Earlier this year, The Journal of the American Medical Association (JAMA) published a widely publicized but limited article on medical homes in Pennsylvania that found little improvements in quality and no improvements in costs or utilization associated with medical homes. The authors concluded medical homes may generally “need further refinement” — a phrase that was taken by many in the press to mean that medical homes “don’t work.”
Subsequently, there has been much debate and little clarity around the promise of medical homes. The discussion has not been helped by the multiple definitions given to a patient-centered medical home (PCMH) — National Committee for Quality Assurance (NCQA) accreditation criteria notwithstanding (see page 27).
Despite the confusion, we know that many of our customers are pursuing medical homes and our own work indicates there is value in the idea.

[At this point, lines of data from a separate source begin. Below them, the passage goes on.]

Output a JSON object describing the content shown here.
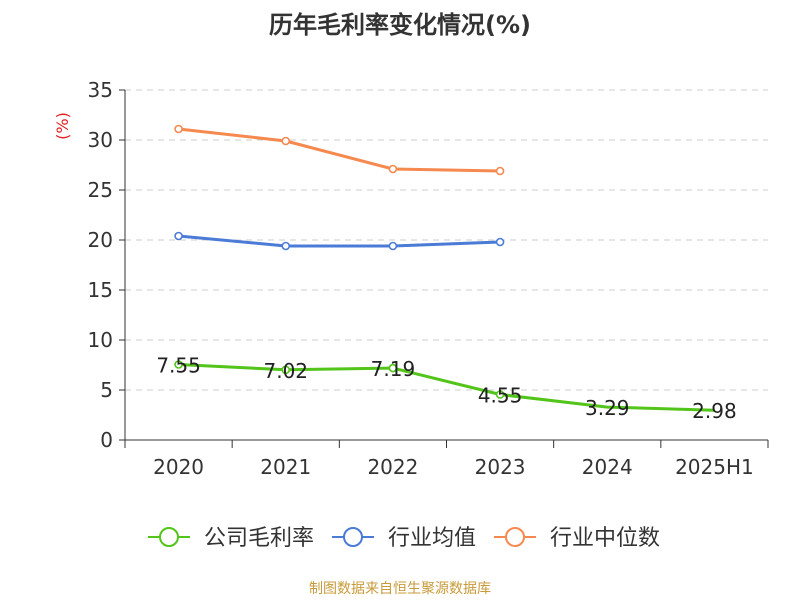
{
  "chart_data": {
    "type": "line",
    "title": "历年毛利率变化情况(%)",
    "ylabel": "(%)",
    "xlabel": "",
    "categories": [
      "2020",
      "2021",
      "2022",
      "2023",
      "2024",
      "2025H1"
    ],
    "ylim": [
      0,
      35
    ],
    "yticks": [
      "0",
      "5",
      "10",
      "15",
      "20",
      "25",
      "30",
      "35"
    ],
    "grid": true,
    "legend_position": "bottom",
    "series": [
      {
        "name": "公司毛利率",
        "color": "#52c41a",
        "values": [
          7.55,
          7.02,
          7.19,
          4.55,
          3.29,
          2.98
        ],
        "labels": [
          "7.55",
          "7.02",
          "7.19",
          "4.55",
          "3.29",
          "2.98"
        ],
        "show_markers": [
          true,
          true,
          true,
          true,
          false,
          false
        ]
      },
      {
        "name": "行业均值",
        "color": "#4a7bd6",
        "values": [
          20.4,
          19.4,
          19.4,
          19.8,
          null,
          null
        ],
        "show_markers": [
          true,
          true,
          true,
          true,
          false,
          false
        ]
      },
      {
        "name": "行业中位数",
        "color": "#f5894f",
        "values": [
          31.1,
          29.9,
          27.1,
          26.9,
          null,
          null
        ],
        "show_markers": [
          true,
          true,
          true,
          true,
          false,
          false
        ]
      }
    ]
  },
  "source": "制图数据来自恒生聚源数据库"
}
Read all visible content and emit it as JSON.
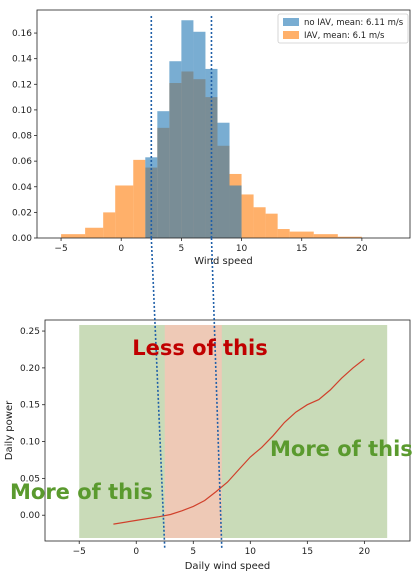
{
  "chart_data": [
    {
      "type": "histogram",
      "xlabel": "Wind speed",
      "ylabel": "",
      "xlim": [
        -7,
        24
      ],
      "ylim": [
        0,
        0.178
      ],
      "xticks": [
        -5,
        0,
        5,
        10,
        15,
        20
      ],
      "yticks": [
        0.0,
        0.02,
        0.04,
        0.06,
        0.08,
        0.1,
        0.12,
        0.14,
        0.16
      ],
      "legend_position": "top-right",
      "series": [
        {
          "name": "no IAV, mean: 6.11 m/s",
          "color": "#1f77b4",
          "bins": [
            [
              2.0,
              3.0,
              0.063
            ],
            [
              3.0,
              4.0,
              0.099
            ],
            [
              4.0,
              5.0,
              0.138
            ],
            [
              5.0,
              6.0,
              0.17
            ],
            [
              6.0,
              7.0,
              0.161
            ],
            [
              7.0,
              8.0,
              0.132
            ],
            [
              8.0,
              9.0,
              0.09
            ],
            [
              9.0,
              10.0,
              0.041
            ]
          ]
        },
        {
          "name": "IAV, mean: 6.1 m/s",
          "color": "#ff7f0e",
          "bins": [
            [
              -5.0,
              -3.0,
              0.003
            ],
            [
              -3.0,
              -1.5,
              0.008
            ],
            [
              -1.5,
              -0.5,
              0.02
            ],
            [
              -0.5,
              1.0,
              0.041
            ],
            [
              1.0,
              2.0,
              0.061
            ],
            [
              2.0,
              3.0,
              0.055
            ],
            [
              3.0,
              4.0,
              0.086
            ],
            [
              4.0,
              5.0,
              0.121
            ],
            [
              5.0,
              6.0,
              0.13
            ],
            [
              6.0,
              7.0,
              0.124
            ],
            [
              7.0,
              8.0,
              0.11
            ],
            [
              8.0,
              9.0,
              0.072
            ],
            [
              9.0,
              10.0,
              0.05
            ],
            [
              10.0,
              11.0,
              0.034
            ],
            [
              11.0,
              12.0,
              0.024
            ],
            [
              12.0,
              13.0,
              0.019
            ],
            [
              13.0,
              14.0,
              0.007
            ],
            [
              14.0,
              16.0,
              0.005
            ],
            [
              16.0,
              18.0,
              0.003
            ],
            [
              18.0,
              20.0,
              0.001
            ]
          ]
        }
      ]
    },
    {
      "type": "line",
      "xlabel": "Daily wind speed",
      "ylabel": "Daily power",
      "xlim": [
        -8,
        24
      ],
      "ylim": [
        -0.035,
        0.265
      ],
      "xticks": [
        -5,
        0,
        5,
        10,
        15,
        20
      ],
      "yticks": [
        0.0,
        0.05,
        0.1,
        0.15,
        0.2,
        0.25
      ],
      "shaded_regions": [
        {
          "x_range": [
            -5,
            22
          ],
          "color": "#c9dbb8"
        },
        {
          "x_range": [
            2.5,
            7.5
          ],
          "color": "#eec9b6"
        }
      ],
      "series": [
        {
          "color": "#d0402b",
          "x": [
            -2,
            0,
            2,
            3,
            4,
            5,
            6,
            7,
            8,
            9,
            10,
            11,
            12,
            13,
            14,
            15,
            16,
            17,
            18,
            19,
            20
          ],
          "y": [
            -0.012,
            -0.007,
            -0.002,
            0.001,
            0.006,
            0.012,
            0.02,
            0.032,
            0.045,
            0.062,
            0.079,
            0.092,
            0.108,
            0.126,
            0.14,
            0.15,
            0.157,
            0.17,
            0.186,
            0.2,
            0.212
          ]
        }
      ]
    }
  ],
  "dividers": {
    "x_values": [
      2.5,
      7.5
    ],
    "color": "#1f5fa8"
  },
  "annotations": {
    "less": "Less of this",
    "more_left": "More of this",
    "more_right": "More of this"
  }
}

Here are some key sources to help you sort out your own perspective on this topic:
This is a meta-analysis by the Patient-Centered Primary Care Collaborative that sheds light on overall PCMH effectiveness (e.g., decreases in costs of care, reductions in avoidable services, improvements in dx specific lab values, and improvements in access and patient satisfaction) – a different perspective than that of the JAMA article.
Another recent set of studies from Michigan by Alexander, et al, is useful in its attempt to step around NCQA and understand what are the key components of a medical home, how might they be measured (see Appendix 1), and what is their impact, even when partially implemented.
This Annals of Family Medicine article may be especially useful if you are working to define a medical home and do not want to burden providers with the fees and other costs associated with NCQA certification. The NCQA set of medical home measures has been criticized for its low relationship to quality and its insufficient discriminatory power to reliably identify “medical homes” that will consistently stand apart from other primary care practices not so designated.
The recently released NCQA 2014 standards attempt to address some of these criticisms, but there are still opportunities for improvement, especially in the area of specifying what kinds of outcomes we might expect from medical homes. For example, the new criteria assess whether “practices make efforts to improve in patient experience, cost and clinical quality,” but there are no objective indicators of what might represent successful improvement. These kinds of objective indicators are the everyday work of 3M Treo Solutions.
I should also note a positive development in the new PCMH NCQA criteria, one that I agree with wholeheartedly:
“Focus care management on high-need populations. PCMH 4, Element A: Identify Patients for Care Management: Practices establish a systematic process and criteria to monitor the total percentage of the population identified for care management. This requires considering behavioral health needs, patients experiencing high cost/high utilization, poorly controlled or complex conditions, social determinants of health…”
This objective is solidly in the 3M Treo wheelhouse. Our basic patient segmentation tools – 3M Clinical Risk Groups — and predictive analytics can help any PCMH interested in pursuing this objective, and will give the PCMH the actionable information necessary to make a real difference with their targeted care management.
Bottom line: medical homes are just getting started and, with refined focus and supports, can be an important part of an improved health care system.